5/ AI Agents’ On-Chain Activity “Surges”
AI agents, specialized AI bots that help users achieve goals such as optimizing profits or increasing social media engagement, will become a big trend in 2025.
Although AI agents are currently mainly focused on the DeFi sector, they have great potential beyond financial activities, such as becoming social media influencers, game characters, or interactive assistants in consumer applications. Agents such as Bixby and Terminal of Truths already have large followings on X. By 2025, the number of AI agents is expected to “storm” even more.
6/ Bitcoin Layer-2 TVL surges
Bitcoin L2 TVL has increased by 600% compared to the beginning of the year, reaching about $3 billion. There are currently more than 75 Bitcoin L2 projects in development.
Bitcoin can be transferred from the native blockchain to smart contract platforms, but they still rely on vulnerable and insecure third-party systems. L2 Bitcoin solutions solve this problem by integrating directly into the Bitcoin base layer, reducing the reliance on centralized intermediaries, thereby increasing security and decentralization.
7/ Ethereum Blob Generates $1 Billion in Transaction Fees
According to a VanEck report, Ethereum will continue to play an important role as a payment base layer, with revenue from blob space fees expected to reach $1 billion by the end of the year. This growth is driven by Layer-2 rollup solutions and high-value applications such as tokenized securities.
8/ DeFi “blossoms”, TVL surpasses $200 billion
Although trading volume on decentralized exchanges (DEX) reached record highs, both in absolute terms and compared to centralized exchanges (CEX), the total value locked (TVL) of decentralized finance (DeFi) is still 24% lower than its previous high.
VanEck forecasts DEX trading volume to surpass $4 trillion in 2025, accounting for 20% of CEX spot trading volume, thanks to the boom in AI-related tokens and consumer-oriented dApps.
In addition, the rise of tokenized securities and high-value assets will drive the growth of DeFi, providing new liquidity and expanding utility. Therefore, VanEck is confident that the TVL of the DeFi sector will recover to over $200 billion by the end of the year.
9/ NFT Market Recovers
After a sharp downturn, NFT trading volume has fallen 39% since 2023 and 84% since 2022. VanEck sees the NFT market recovering with trading volume reaching $30 billion by 2025.
This thesis is reinforced by the growing cultural importance of popular collectibles like CryptoPunks and Bored Ape Yacht Club. Additionally, innovative projects like Pudgy Penguins are transforming into consumer brands, helping NFTs become more mainstream.
10/ dApp tokens close the gap with Layer-1 tokens
A prominent theme of the 2024 bull market is the clear superiority of Layer-1 tokens over decentralized application (dApp) tokens.
However, VanEck predicts that this dynamic will change by the end of 2024 as a wave of new dApps launch, delivering innovative and useful products that will increase the value of their tokens. Among the prominent trends, VanEck sees artificial intelligence (AI) as a potential area for dApp innovation.

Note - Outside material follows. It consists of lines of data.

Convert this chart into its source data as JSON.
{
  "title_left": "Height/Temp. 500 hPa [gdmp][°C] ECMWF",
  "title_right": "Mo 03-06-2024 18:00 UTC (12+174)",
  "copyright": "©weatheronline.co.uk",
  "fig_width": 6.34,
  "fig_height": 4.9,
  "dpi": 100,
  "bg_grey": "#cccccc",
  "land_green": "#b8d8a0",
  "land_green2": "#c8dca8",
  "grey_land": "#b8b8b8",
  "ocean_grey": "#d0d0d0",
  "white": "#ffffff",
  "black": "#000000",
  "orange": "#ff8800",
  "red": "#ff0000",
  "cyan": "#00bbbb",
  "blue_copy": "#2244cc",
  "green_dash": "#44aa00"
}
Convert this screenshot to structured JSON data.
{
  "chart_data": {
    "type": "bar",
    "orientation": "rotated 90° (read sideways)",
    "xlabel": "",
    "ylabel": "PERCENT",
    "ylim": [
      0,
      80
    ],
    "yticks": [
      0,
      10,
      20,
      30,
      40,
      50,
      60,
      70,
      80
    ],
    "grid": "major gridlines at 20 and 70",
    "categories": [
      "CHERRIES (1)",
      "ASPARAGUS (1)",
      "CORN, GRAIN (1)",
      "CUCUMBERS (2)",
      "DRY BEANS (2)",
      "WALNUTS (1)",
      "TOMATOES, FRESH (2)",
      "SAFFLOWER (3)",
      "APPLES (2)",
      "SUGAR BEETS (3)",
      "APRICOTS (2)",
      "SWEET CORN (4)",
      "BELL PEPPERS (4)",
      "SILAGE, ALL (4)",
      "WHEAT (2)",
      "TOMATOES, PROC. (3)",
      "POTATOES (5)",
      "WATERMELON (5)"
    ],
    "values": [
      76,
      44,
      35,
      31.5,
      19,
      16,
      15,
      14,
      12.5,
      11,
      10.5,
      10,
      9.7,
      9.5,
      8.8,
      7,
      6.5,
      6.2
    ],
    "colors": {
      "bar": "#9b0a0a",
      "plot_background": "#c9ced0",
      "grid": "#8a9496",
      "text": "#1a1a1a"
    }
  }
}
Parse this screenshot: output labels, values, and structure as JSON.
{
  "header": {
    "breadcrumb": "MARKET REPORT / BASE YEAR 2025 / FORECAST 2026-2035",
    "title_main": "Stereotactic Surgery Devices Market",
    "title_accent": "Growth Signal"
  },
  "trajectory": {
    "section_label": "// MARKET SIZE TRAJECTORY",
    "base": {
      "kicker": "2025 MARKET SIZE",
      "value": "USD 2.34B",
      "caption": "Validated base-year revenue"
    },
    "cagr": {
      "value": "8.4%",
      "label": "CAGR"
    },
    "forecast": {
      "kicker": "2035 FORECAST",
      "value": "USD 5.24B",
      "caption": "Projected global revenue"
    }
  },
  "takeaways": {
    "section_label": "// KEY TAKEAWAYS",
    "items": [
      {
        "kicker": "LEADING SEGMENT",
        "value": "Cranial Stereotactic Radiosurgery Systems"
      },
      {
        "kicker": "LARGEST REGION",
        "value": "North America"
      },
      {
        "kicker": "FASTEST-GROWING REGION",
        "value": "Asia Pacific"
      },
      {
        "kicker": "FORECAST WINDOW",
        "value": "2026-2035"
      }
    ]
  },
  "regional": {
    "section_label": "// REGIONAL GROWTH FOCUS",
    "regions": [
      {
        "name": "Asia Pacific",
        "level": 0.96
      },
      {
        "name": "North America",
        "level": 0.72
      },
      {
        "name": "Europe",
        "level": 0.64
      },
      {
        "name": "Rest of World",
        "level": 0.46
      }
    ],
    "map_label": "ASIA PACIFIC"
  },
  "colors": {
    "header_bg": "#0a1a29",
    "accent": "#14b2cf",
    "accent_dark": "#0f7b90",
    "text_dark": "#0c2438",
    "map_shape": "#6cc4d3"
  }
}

In addition, Decentralized Physical Infrastructure Network (DePIN) projects also have great potential to attract investor and user interest, contributing to the rebalancing of performance between L1 tokens and dApp tokens.
In conclusion, VanEck believes that 2025 will witness the convergence of regulatory progress, technological innovation, and institutional participation, shaping the future of digital assets. With these changes, crypto will not only be an investment sector but also become an integral part of global finance and popular culture. In short, 2025 promises to be a year of explosion and strong transformation of the crypto market!